某ファミレスにおける定例会席上で友人にFIREGL V3200を貰った。AGPカードのRADEON9600 XTのPCI-E化+改良版であるX600 XTの「本当の姿」とも言えるこのカードだが、非常にキレイな外見であるにもかかわらず全く動作しないらしい。2枚の内1枚は動くので、不動品の方を研究材料に頂いてきたわけだ。


★不良個所?
 ジャンクビデオカードが電源を入れても全く反応しない場合、高確率で部品の脱落によるものと見て間違いない。実は頂いた段階で別の友人が不具合らしきものを発見した。


c607_608_1
 これだ。
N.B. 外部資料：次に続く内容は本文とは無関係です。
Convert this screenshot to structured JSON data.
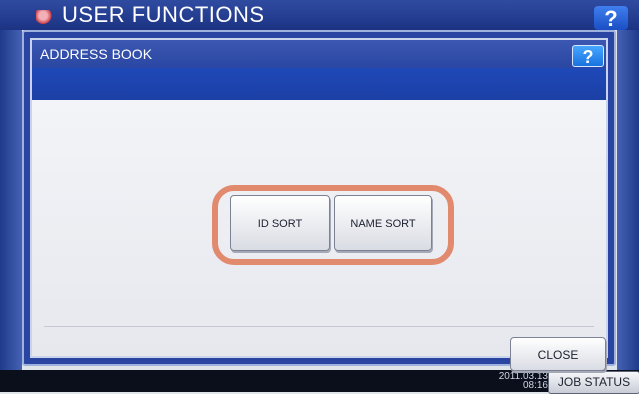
{
  "background": {
    "title": "USER FUNCTIONS",
    "help_label": "?",
    "clock_date": "2011.03.13",
    "clock_time": "08:16",
    "job_status_label": "JOB STATUS"
  },
  "dialog": {
    "title": "ADDRESS BOOK",
    "help_label": "?",
    "buttons": {
      "id_sort": "ID SORT",
      "name_sort": "NAME SORT",
      "close": "CLOSE"
    }
  },
  "colors": {
    "header_blue": "#2f4ba0",
    "highlight_outline": "#e18a6e",
    "help_blue": "#1872e0"
  }
}
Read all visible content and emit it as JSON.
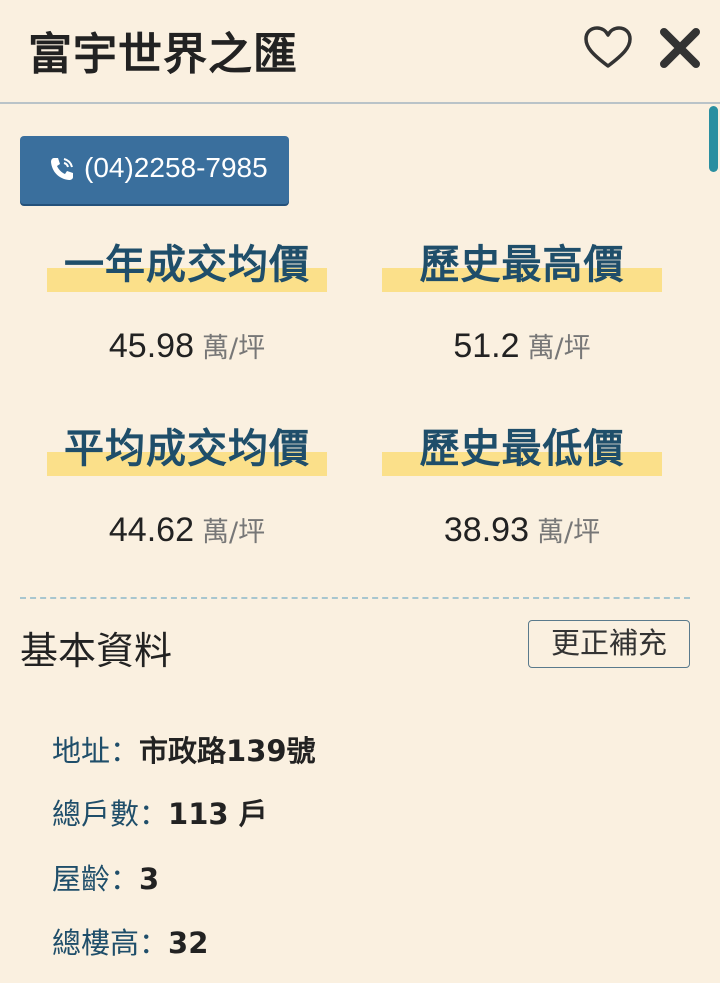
{
  "header": {
    "title": "富宇世界之匯",
    "favorite_icon": "heart-outline-icon",
    "close_icon": "close-icon"
  },
  "phone": {
    "icon": "phone-icon",
    "number": "(04)2258-7985"
  },
  "stats": [
    {
      "label": "一年成交均價",
      "value": "45.98",
      "unit": "萬/坪"
    },
    {
      "label": "歷史最高價",
      "value": "51.2",
      "unit": "萬/坪"
    },
    {
      "label": "平均成交均價",
      "value": "44.62",
      "unit": "萬/坪"
    },
    {
      "label": "歷史最低價",
      "value": "38.93",
      "unit": "萬/坪"
    }
  ],
  "basic_info": {
    "title": "基本資料",
    "edit_label": "更正補充",
    "rows": [
      {
        "key": "地址：",
        "value": "市政路139號"
      },
      {
        "key": "總戶數：",
        "value": "113 戶"
      },
      {
        "key": "屋齡：",
        "value": "3"
      },
      {
        "key": "總樓高：",
        "value": "32"
      }
    ]
  },
  "colors": {
    "background": "#faf0e0",
    "accent_blue": "#3a6f9d",
    "label_blue": "#1f4e6a",
    "highlight_yellow": "#fbe08a",
    "scrollbar": "#2a8fa0"
  }
}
PCI-Eカードエッジ付近にあるMLCCが2つもげている。通常MLCCは動作に影響を与えないが、この場合はPCI-E×16のレーンの内の1つなのでダメ。当初は簡単そうなので楽観していたが…。


c607_608_2
 帰って写真を撮ったらランドが消滅していた。肉眼では判然としないが、このようにハンダを除去して撮影するとよく分る。
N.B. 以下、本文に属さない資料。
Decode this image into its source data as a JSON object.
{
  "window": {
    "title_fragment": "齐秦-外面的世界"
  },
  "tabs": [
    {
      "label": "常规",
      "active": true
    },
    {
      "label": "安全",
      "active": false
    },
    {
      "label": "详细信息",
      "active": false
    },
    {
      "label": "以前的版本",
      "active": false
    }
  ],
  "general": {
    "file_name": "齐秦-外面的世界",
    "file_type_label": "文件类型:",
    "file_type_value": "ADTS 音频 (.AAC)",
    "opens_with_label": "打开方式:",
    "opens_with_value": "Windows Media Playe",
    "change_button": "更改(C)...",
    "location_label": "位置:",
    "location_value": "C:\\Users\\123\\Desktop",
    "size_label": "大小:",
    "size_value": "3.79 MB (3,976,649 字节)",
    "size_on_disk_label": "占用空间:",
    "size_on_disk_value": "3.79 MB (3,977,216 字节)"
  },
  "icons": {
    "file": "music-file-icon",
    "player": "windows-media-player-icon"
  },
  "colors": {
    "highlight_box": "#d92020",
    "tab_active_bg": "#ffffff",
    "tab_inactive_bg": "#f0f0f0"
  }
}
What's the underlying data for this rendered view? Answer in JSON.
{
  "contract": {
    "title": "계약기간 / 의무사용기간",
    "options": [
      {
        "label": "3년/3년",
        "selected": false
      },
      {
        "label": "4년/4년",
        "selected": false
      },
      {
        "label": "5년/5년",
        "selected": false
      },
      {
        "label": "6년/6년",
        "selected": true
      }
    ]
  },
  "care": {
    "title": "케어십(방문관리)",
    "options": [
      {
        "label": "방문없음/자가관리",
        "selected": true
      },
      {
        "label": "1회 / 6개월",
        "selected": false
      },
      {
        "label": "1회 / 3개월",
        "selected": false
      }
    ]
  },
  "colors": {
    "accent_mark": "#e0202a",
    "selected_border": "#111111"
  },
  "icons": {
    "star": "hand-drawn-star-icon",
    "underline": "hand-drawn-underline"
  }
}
 取れていたMLCCはPCI-EエッジコネクタのA16・A17に繋がるPER0のpnペア信号線のCだった。通常MLCCは取れても実害はないがこれはダメだ。容量は0.1μFでサイズは1608なので部品はいくらでもあるが、前記の通りC607のランドが消滅しているのが問題だ。ここは長さやグラウンドとの距離、間隔やインピーダンスも規定されている部分なので、本来は可能な限り原型を回復する必要がある。しかし今回は面倒なのでジャンパを飛ばす。それで動かなければ捨てる。


c8_before1
 更にSMD電解コンも脱落寸前になっていた。C2(タンタル47μF)と取れたC8は並列になっているので無くてもどうってことは無い。気付いたからには付けるけど。


c8_before2
 ちょっと力を入れたら呆気なく崩壊した。この方が剥がすのが楽なので好都合だ。上のMLCCみたいにランドが剥がれなくて良かったね(^^


★修復
 原因が判れば作業するだけだ。この段階で修理は99%終了しているので、あとは作業が可能か不可能かというそれだけの問題。


c607_608_3
 まずは生きている3か所のランドを使ってMLCCを固定する。1つはこれでもう大丈夫。残りの一つはこれではまだダメで、配線を繋げる必要がある。オレンジ色のマジックインキは位置を間違えないようにするためと、ハンダのレジストの意味もある。作業後にフラックス掃除をすると全部消える。


c607_608_4
 カッコ悪いけどこれしかない。スズメッキ線がどっか行っちゃったので仕方なくコンデンサの脚を使った。ハッキリ言ってテキトー。10分以上経過したので既に飽きてきている。


c8_after
 これは1、2分で終わる。修理が全部こんなモノなら苦労は無いんですけどね。


★完成
firegl_v3200
 これで部品の脱落は全部修復した。他に悪い所は無いはずなので間違いなくこれで動くだろう。


hwinfo_fglv3200
 普通に起動した。ドライバは入れていないけど感覚的には正常に動作している。いずれWindows上でもテストしてみたい。